Verizon’s brutal first-quarter results prompted some onlookers to speculate that the carrier is scrambling around the dance floor looking for another partner. But that may not be the case, according to analysts.
There’s no question that the nation’s largest wireless network operator stumbled out of the gate in 2017. Verizon posted a net loss of 289,000 postpaid phone customers, and it was on pace to lose nearly 400,000 customers before finally joining the unlimited-data bandwagon that it had long eschewed.
Its financial results also disappointed, prompting Craig Moffett of MoffettNathanson to claim that “Verizon missed. On almost every metric.”
Verizon shouldn’t feel pressured into a shotgun wedding with another media company or cable operator, though, Moffett said.
“Verizon has become something close to a pure-play wireless operator, and the wireless business is not a happy place. Today’s Verizon results were very poor,” Moffett wrote in a note to investors. “So it isn’t hard to imagine that the pressure on Verizon to do a deal—any deal—is very real.
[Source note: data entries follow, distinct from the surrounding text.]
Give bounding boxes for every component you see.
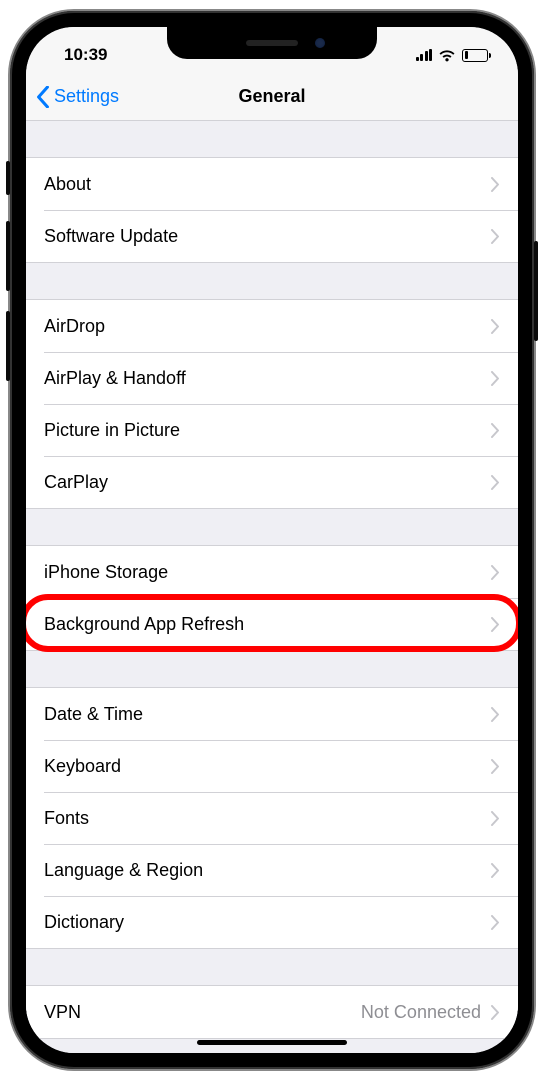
row-airdrop[interactable]: AirDrop [26,300,518,352]
row-language-region[interactable]: Language & Region [26,844,518,896]
chevron-right-icon [491,319,500,334]
chevron-right-icon [491,423,500,438]
settings-group-1: AirDrop AirPlay & Handoff Picture in Pic… [26,299,518,509]
row-label: AirPlay & Handoff [44,368,186,389]
chevron-right-icon [491,759,500,774]
battery-icon [462,49,488,62]
chevron-left-icon [36,86,50,108]
row-carplay[interactable]: CarPlay [26,456,518,508]
chevron-right-icon [491,617,500,632]
front-camera [315,38,325,48]
speaker [246,40,298,46]
row-software-update[interactable]: Software Update [26,210,518,262]
notch [167,27,377,59]
settings-group-2: iPhone Storage Background App Refresh [26,545,518,651]
chevron-right-icon [491,811,500,826]
chevron-right-icon [491,915,500,930]
row-label: Software Update [44,226,178,247]
status-icons [416,49,495,62]
row-dictionary[interactable]: Dictionary [26,896,518,948]
chevron-right-icon [491,371,500,386]
volume-up-button [6,221,10,291]
cellular-signal-icon [416,49,433,61]
chevron-right-icon [491,229,500,244]
settings-group-0: About Software Update [26,157,518,263]
settings-group-4: VPN Not Connected [26,985,518,1039]
row-label: Background App Refresh [44,614,244,635]
row-label: Keyboard [44,756,121,777]
row-keyboard[interactable]: Keyboard [26,740,518,792]
screen: 10:39 Settings [26,27,518,1053]
chevron-right-icon [491,707,500,722]
row-label: Language & Region [44,860,203,881]
battery-level [465,51,469,59]
chevron-right-icon [491,565,500,580]
wifi-icon [438,49,456,62]
row-label: AirDrop [44,316,105,337]
row-detail: Not Connected [361,1002,481,1023]
row-vpn[interactable]: VPN Not Connected [26,986,518,1038]
row-airplay-handoff[interactable]: AirPlay & Handoff [26,352,518,404]
row-picture-in-picture[interactable]: Picture in Picture [26,404,518,456]
row-label: Picture in Picture [44,420,180,441]
row-label: About [44,174,91,195]
row-iphone-storage[interactable]: iPhone Storage [26,546,518,598]
settings-content: About Software Update AirDrop AirPlay & … [26,121,518,1053]
status-time: 10:39 [50,45,107,65]
chevron-right-icon [491,475,500,490]
silent-switch [6,161,10,195]
navigation-bar: Settings General [26,73,518,121]
iphone-frame: 10:39 Settings [10,11,534,1069]
volume-down-button [6,311,10,381]
chevron-right-icon [491,1005,500,1020]
power-button [534,241,538,341]
row-date-time[interactable]: Date & Time [26,688,518,740]
row-label: Fonts [44,808,89,829]
home-indicator[interactable] [197,1040,347,1045]
row-label: CarPlay [44,472,108,493]
row-about[interactable]: About [26,158,518,210]
back-button[interactable]: Settings [26,86,119,108]
row-background-app-refresh[interactable]: Background App Refresh [26,598,518,650]
row-label: Dictionary [44,912,124,933]
chevron-right-icon [491,177,500,192]
row-label: iPhone Storage [44,562,168,583]
row-label: VPN [44,1002,81,1023]
row-label: Date & Time [44,704,143,725]
chevron-right-icon [491,863,500,878]
row-fonts[interactable]: Fonts [26,792,518,844]
settings-group-3: Date & Time Keyboard Fonts Language & Re… [26,687,518,949]
back-label: Settings [54,86,119,107]
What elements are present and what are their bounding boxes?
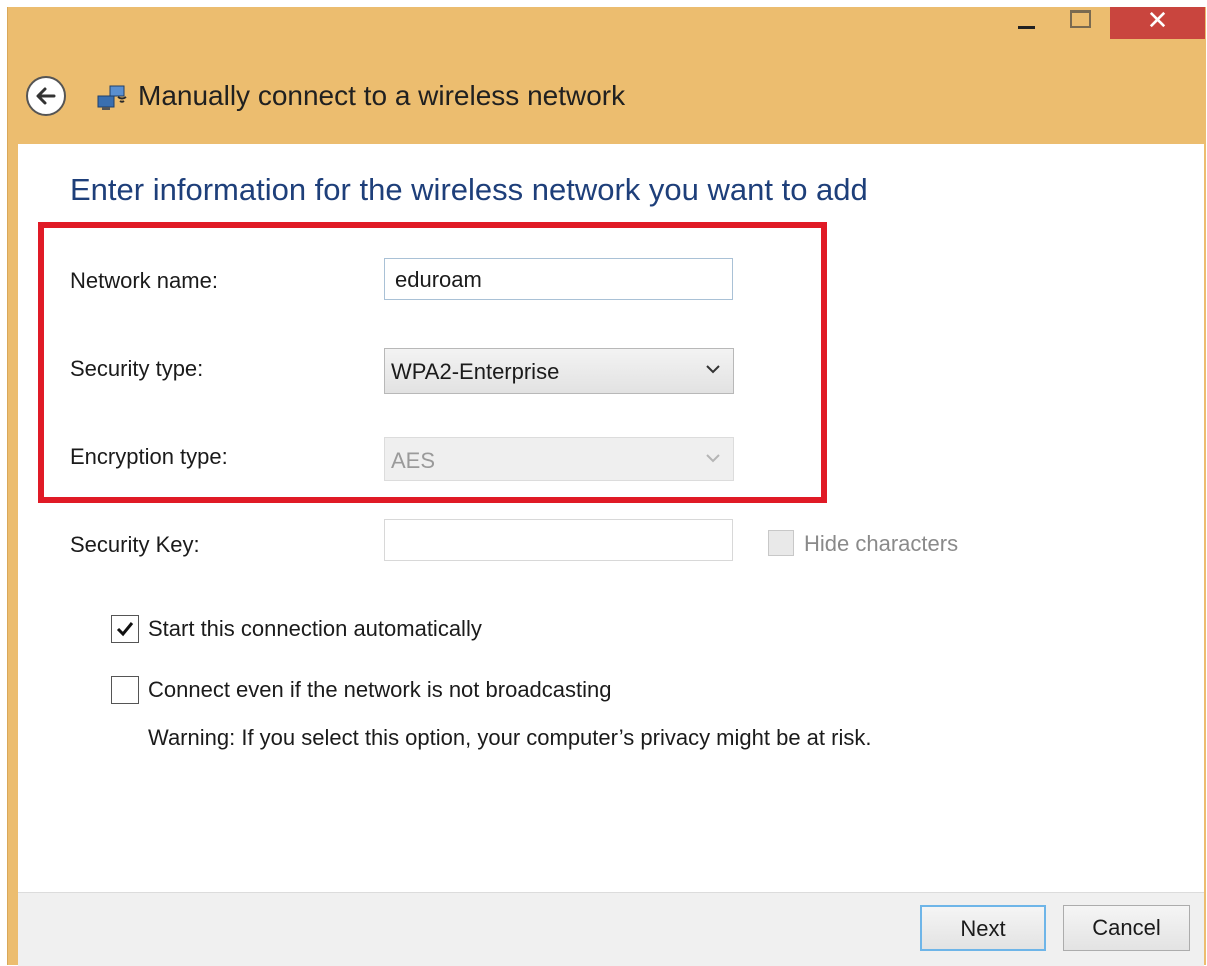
security-type-select[interactable]: WPA2-Enterprise: [384, 348, 734, 394]
hide-characters-checkbox[interactable]: [768, 530, 794, 556]
hide-characters-label: Hide characters: [804, 531, 959, 556]
start-automatically-checkbox[interactable]: [111, 615, 139, 643]
screen-top-strip: [0, 0, 1207, 7]
encryption-type-select[interactable]: AES: [384, 437, 734, 481]
page-heading: Enter information for the wireless netwo…: [70, 172, 868, 207]
security-type-label: Security type:: [70, 356, 204, 381]
security-key-input[interactable]: [384, 519, 733, 561]
network-name-label: Network name:: [70, 268, 218, 293]
back-button[interactable]: [26, 76, 66, 116]
connect-not-broadcasting-label: Connect even if the network is not broad…: [148, 677, 612, 702]
security-key-label: Security Key:: [70, 532, 200, 557]
back-arrow-icon: [36, 87, 56, 105]
wireless-network-icon: [97, 85, 127, 110]
close-button[interactable]: ✕: [1110, 7, 1205, 39]
encryption-type-value: AES: [391, 448, 436, 473]
next-button[interactable]: Next: [920, 905, 1046, 951]
cancel-button[interactable]: Cancel: [1063, 905, 1190, 951]
close-icon: ✕: [1146, 5, 1169, 35]
privacy-warning: Warning: If you select this option, your…: [148, 725, 872, 750]
window-title: Manually connect to a wireless network: [138, 80, 626, 111]
maximize-icon[interactable]: [1060, 7, 1106, 39]
network-name-input[interactable]: eduroam: [384, 258, 733, 300]
connect-not-broadcasting-checkbox[interactable]: [111, 676, 139, 704]
chevron-down-icon: [706, 454, 720, 463]
security-type-value: WPA2-Enterprise: [391, 359, 560, 384]
chevron-down-icon: [706, 365, 720, 374]
encryption-type-label: Encryption type:: [70, 444, 228, 469]
minimize-icon[interactable]: [1010, 7, 1056, 39]
checkmark-icon: [116, 622, 134, 637]
start-automatically-label: Start this connection automatically: [148, 616, 482, 641]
“But for all that, we still can’t help but to be skeptical about all the speculation. We’ve already weighed in on the possibility of a Charter deal (we don’t think Verizon could afford it even if they wanted to). We don’t see a Comcast deal as in the cards either … They’ve said they don’t love the idea of a Disney or CBS deal, either. Oh, and we don’t think they have the balance sheet for a giant non-cash-producing spectrum deal with Dish.”
Moffett’s note threw a bit of cold water on speculation that has run rampant on potential Verizon M&A activity following comments CEO Lowell McAdam made earlier this week. McAdam made headlines when he said the company would be open to discuss merging with Disney, Comcast or CBS, although in a separate interview he downplayed the idea of a tie-up with a cable operator.
Like its rival AT&T, Verizon has moved aggressively to expand its business beyond its core wireless services: Among other deals, it recently agreed to spend $4.48 billion to acquire Yahoo and it closed a $1.8 billion buyout of XO Communications in a deal centered on spectrum.
Such moves aren’t paying huge dividends yet, Jennifer Fritzsche noted, but Verizon may be more focused on cultivating its latest acquisitions than spending billions more to add to its empire—for now, at least.
“Verizon’s emerging business lines, including digital media and internet of things, continued solid growth, but are not yet scaled large enough to contribute meaningfully to earnings,” Fritzsche wrote as she lowered Wells Fargo’s 2017 revenue estimate for Verizon by $700 million. “We think chatter of potential M&A may be overblown, although we believe Verizon will opportunistically assess its options if the wireless business does not improve.”